By Mark Scott
In Luke’s summaries of the earliest church, we see it at its best (Acts 2:42-47; 4:32-37). The gospel was being preached, people were being saved, a congregation was being planted, communion was being celebrated, and giving was off the charts. Who would not want to be part of a church like that?
What a Church
Acts 4:34, 35
There were no needy persons among them is quite a compliment to any church. Is this example of the early Jerusalem congregation a pattern for us? If the literary context of the example indicates some level of approval by the author and if the activity described is commanded elsewhere (see also 1 Corinthians 16:1-4), then following the example makes good sense.
The early believers understood that their lives were on loan from God, so they extended themselves in an adventure of priorities by taking care of others. They sold property and brought the money from the sales and put it at the apostles’ feet, and it was distributed to anyone who had need.
Encouraged Through Giving
Acts 4:36, 37
One stunning example of sincere generosity was Joseph. The text identifies him as a Levite from Cyprus. He is better known by his apostolic nickname, Barnabas. This man was not perfect (Galatians 2:13), but he encouraged through giving (today’s text), through supporting (Acts 9:27), through teaching (Acts 11:25, 26), and through church planting (Acts 13, 14).
The text makes no mention of why Barnabas had property as a Levite, but perhaps that law (Joshua 18:7) was not being followed at the time. Perhaps Barnabas was singled out because of his connection with the apostles or because of his geographical distance from Jerusalem (Cyprus) or because the amount of the gift was sizeable. He might have been one of the first “persons of capacity” in the early church (1 Timothy 6:17-19).
Discouraged by Lying
The early church looked unstoppable. Even though there had been persecution from without (Acts 4:1-22), the church remained spotless in character from within. Internally it was strong. But that was about to change.

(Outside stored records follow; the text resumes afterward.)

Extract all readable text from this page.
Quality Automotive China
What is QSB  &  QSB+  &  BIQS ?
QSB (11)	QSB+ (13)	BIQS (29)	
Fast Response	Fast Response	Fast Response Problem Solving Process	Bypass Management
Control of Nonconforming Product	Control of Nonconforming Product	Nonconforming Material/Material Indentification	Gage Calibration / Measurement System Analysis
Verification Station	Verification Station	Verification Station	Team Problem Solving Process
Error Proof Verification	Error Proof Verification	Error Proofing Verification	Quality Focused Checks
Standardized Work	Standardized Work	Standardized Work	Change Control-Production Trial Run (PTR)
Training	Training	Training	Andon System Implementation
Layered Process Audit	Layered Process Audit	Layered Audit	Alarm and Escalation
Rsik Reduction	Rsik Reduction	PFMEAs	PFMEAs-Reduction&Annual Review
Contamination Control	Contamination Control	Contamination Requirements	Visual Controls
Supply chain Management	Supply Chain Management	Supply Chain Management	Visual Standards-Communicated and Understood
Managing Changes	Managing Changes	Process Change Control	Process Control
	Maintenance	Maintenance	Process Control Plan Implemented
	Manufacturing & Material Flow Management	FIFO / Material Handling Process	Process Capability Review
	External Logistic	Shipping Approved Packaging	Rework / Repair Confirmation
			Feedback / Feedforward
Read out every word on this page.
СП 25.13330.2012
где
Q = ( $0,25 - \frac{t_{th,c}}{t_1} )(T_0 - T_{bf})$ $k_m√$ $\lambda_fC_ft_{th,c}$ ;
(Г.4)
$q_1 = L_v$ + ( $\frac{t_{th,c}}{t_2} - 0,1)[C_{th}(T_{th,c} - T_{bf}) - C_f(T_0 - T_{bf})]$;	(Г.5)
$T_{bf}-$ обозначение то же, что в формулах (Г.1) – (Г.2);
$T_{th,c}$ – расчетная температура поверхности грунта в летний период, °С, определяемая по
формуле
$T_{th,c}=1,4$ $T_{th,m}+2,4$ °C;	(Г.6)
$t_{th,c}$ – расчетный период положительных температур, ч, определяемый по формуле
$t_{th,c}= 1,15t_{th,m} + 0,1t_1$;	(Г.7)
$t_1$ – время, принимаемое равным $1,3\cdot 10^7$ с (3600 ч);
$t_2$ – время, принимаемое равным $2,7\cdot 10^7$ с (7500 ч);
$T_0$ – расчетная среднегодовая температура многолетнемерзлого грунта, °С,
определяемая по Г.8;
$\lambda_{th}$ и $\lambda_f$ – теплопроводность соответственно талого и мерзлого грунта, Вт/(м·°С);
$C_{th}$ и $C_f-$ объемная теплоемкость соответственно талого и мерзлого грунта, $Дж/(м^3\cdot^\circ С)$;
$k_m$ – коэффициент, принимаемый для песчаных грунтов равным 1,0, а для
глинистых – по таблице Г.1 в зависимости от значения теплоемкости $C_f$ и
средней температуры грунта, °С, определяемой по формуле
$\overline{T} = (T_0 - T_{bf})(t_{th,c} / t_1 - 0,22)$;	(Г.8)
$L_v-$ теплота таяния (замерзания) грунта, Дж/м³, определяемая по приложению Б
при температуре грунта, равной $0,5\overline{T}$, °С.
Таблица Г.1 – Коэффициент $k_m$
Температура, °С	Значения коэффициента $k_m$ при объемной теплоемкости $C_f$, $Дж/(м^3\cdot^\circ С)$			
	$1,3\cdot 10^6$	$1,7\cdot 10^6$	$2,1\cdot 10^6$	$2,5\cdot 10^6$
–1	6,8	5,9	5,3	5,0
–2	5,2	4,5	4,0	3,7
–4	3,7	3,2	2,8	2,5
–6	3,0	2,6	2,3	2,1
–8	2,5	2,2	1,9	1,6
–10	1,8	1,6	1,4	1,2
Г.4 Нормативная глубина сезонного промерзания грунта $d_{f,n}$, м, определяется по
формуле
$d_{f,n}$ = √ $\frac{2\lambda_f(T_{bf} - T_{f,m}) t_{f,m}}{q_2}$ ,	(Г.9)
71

Let the record show that the church has an enemy. Our adversary can twist even the finest of intentions and actions into perversity. That was the case with Ananias and Sapphira. No doubt Barnabas’s sincere generosity was noticed. Ananias and Sapphira noticed as well. They became a dynamic duo for insincerity—mixed motives.
It seems that this couple put in place together (co-knowledge) an agreed upon (symphony) scheme to gain some glory for themselves. Bottom line: they lied, and lying is serious. We are our words. Jesus said, “For out of the abundance of the heart the mouth speaks” (Matthew 12:34, English Standard Version). Lying dishonors God, brings reproach on us, and discourages the whole church. Jesus said, “People will give account for every careless word they speak, for by your words you will be justified, and by your words you will be condemned” (Matthew 12:36, 37, ESV). Embezzling funds (the same word from v. 2 is found in the Septuagint, Joshua 7:1, concerning the activity of Achan) is part of what is bad here, but lying about that embezzlement is worse.
Peter’s confrontation of Ananias was strong. How is it that Satan has so filled your heart that you have lied to the Holy Spirit? It would seem that Peter spoke from divine insight and was on the attack from the start of the conversation. At least with Sapphira he questioned her and gave her a chance to make good (v. 8). But she failed alongside of her husband.
This story is not humorous, but it is told with such succinctness that it appears almost funny to us due to the Bible’s main methods of humor (irony and pun)—the burial by the young men, Sapphira not being informed of her husband’s death, and great fear coming upon all. But this is no laughing matter. God had to nip the first lie in the bud, lest the church become corrupt and the missionary enterprise of the church be compromised.
This text raises all kinds of questions. Is lying to the Holy Spirit the same as lying to God? Is lying to God a way of testing God? Is this the blasphemy against the Holy Spirit (Matthew 12:31)? Is this the sin that leads to death (1 John 5:16)? Regardless of all the questions, the takeaway is this: sharing with sincerity is good, but sharing with sincerity plus humility and integrity of speech is better still.
Dr. Mark Scott teaches Preaching and New Testament at Ozark Christian College and has held preaching ministries in Missouri, Illinois, and Colorado.